Nadia Chahed
20 Juin 2017•Mise à jour: 20 Juin 2017
AA/Kinshasa/Pascal Mulegwa
Kinshasa a refusé, mardi, le déploiement d'experts onusiens sur son territoire pour enquêter sur les violences dans la région du Kasaï (centre), tel que exigé par le Haut commissariat des Nations Unies aux droits de l'Homme.
« La RDC […] n’est pas disposée à accepter l’idée du déploiement sur son territoire d’une commission d’enquête internationale qui travaillerait en vase clos et parallèlement aux instances judiciaires nationales comme si la RDC était devenue un Etat néant, c’est totalement exclu », a déclaré le porte-parole du Gouvernement congolais, Lambert Mende, lors d'une conférence de presse.
Affirmant que Kinshasa apprécie la collaboration des Nations-Unies dans la lutte contre les graves violations des droits de l’homme, il a souligné que seule la feuille de route proposée en mai dernier par Kinshasa demeure la base des discussions sur une éventuelle collaboration.
Kinshasa avait annoncé qu'elle était disposée à collaborer avec l'ONU à condition de diriger l'enquête.

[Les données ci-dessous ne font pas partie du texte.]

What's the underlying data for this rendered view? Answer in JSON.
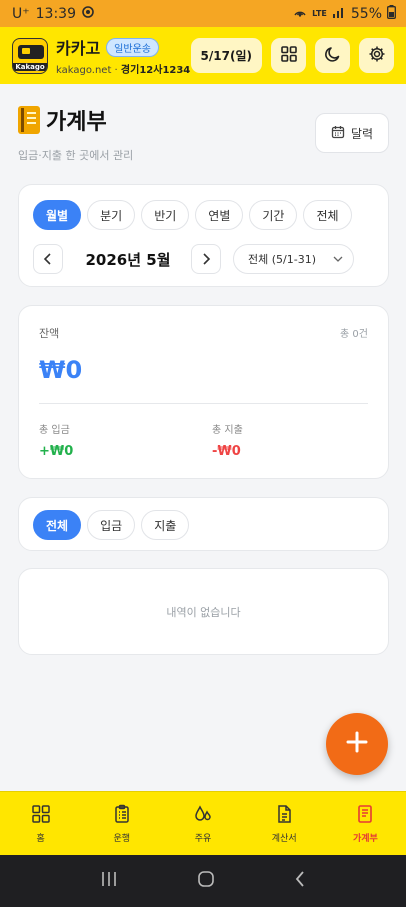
{
  "status_bar": {
    "carrier": "U⁺",
    "time": "13:39",
    "network": "LTE",
    "battery": "55%"
  },
  "header": {
    "logo_text": "Kakago",
    "brand_name": "카카고",
    "badge": "일반운송",
    "site": "kakago.net",
    "plate": "경기12사1234",
    "date_button": "5/17(일)",
    "icons": [
      "grid-icon",
      "moon-icon",
      "gear-icon"
    ]
  },
  "page": {
    "title": "가계부",
    "subtitle": "입금·지출 한 곳에서 관리",
    "calendar_button": "달력"
  },
  "period": {
    "tabs": [
      {
        "label": "월별",
        "active": true
      },
      {
        "label": "분기",
        "active": false
      },
      {
        "label": "반기",
        "active": false
      },
      {
        "label": "연별",
        "active": false
      },
      {
        "label": "기간",
        "active": false
      },
      {
        "label": "전체",
        "active": false
      }
    ],
    "month_label": "2026년 5월",
    "range_label": "전체 (5/1-31)"
  },
  "balance": {
    "label": "잔액",
    "count": "총 0건",
    "value": "₩0",
    "income_label": "총 입금",
    "income_value": "+₩0",
    "expense_label": "총 지출",
    "expense_value": "-₩0"
  },
  "filter": {
    "tabs": [
      {
        "label": "전체",
        "active": true
      },
      {
        "label": "입금",
        "active": false
      },
      {
        "label": "지출",
        "active": false
      }
    ]
  },
  "list": {
    "empty_text": "내역이 없습니다"
  },
  "bottom_nav": {
    "items": [
      {
        "label": "홈",
        "icon": "home-grid-icon",
        "active": false
      },
      {
        "label": "운행",
        "icon": "clipboard-icon",
        "active": false
      },
      {
        "label": "주유",
        "icon": "fuel-drop-icon",
        "active": false
      },
      {
        "label": "계산서",
        "icon": "document-icon",
        "active": false
      },
      {
        "label": "가계부",
        "icon": "ledger-icon",
        "active": true
      }
    ]
  },
  "colors": {
    "accent": "#3b82f6",
    "header": "#ffe600",
    "fab": "#f26b16",
    "income": "#22b14c",
    "expense": "#ef4444"
  }
}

Mende a présenté, lors de la même conférence un « livre blanc » sur les violences dans le Kasaï qui ont fait plus de 500 morts et forcé plus 1,3 million personnes au déplacement interne, selon les Nations-Unies.
Subdivisé en neuf chapitres, ce livre blanc se donne pour objectif de « rétablir la vérité sur les événements dramatiques qui ont endeuillés la RDC et rendre justice à toutes les victimes des barbaries », a précisé Mende, soulignant qu’il témoigne en outre du caractère « terroriste du mode opératoire » des miliciens de Kamwina Nsapu ( un chef coutumier tué par la police en août dernier-ndlr).
Début Juin, le haut commissaire de l’ONU aux droits de l'Homme, Zeid Ra'ad Al Hussein, avait demandé l’ouverture d’une enquête internationale sur les violences et les violations en tout genre dans la région du Kasaï, notant que la situation était « grave » dans cette province et qu’elle continuait « à se détériorer », se propageant dans d'autres provinces et à travers la frontière avec l'Angola.
Les violences sanglantes qui déchirent la région du Kasaï mettent face à face les forces congolaises et les miliciens de Kamwina Nsapu, le chef traditionnel qui réclamait son droit de règne sur une localité dans le Kasaï-central.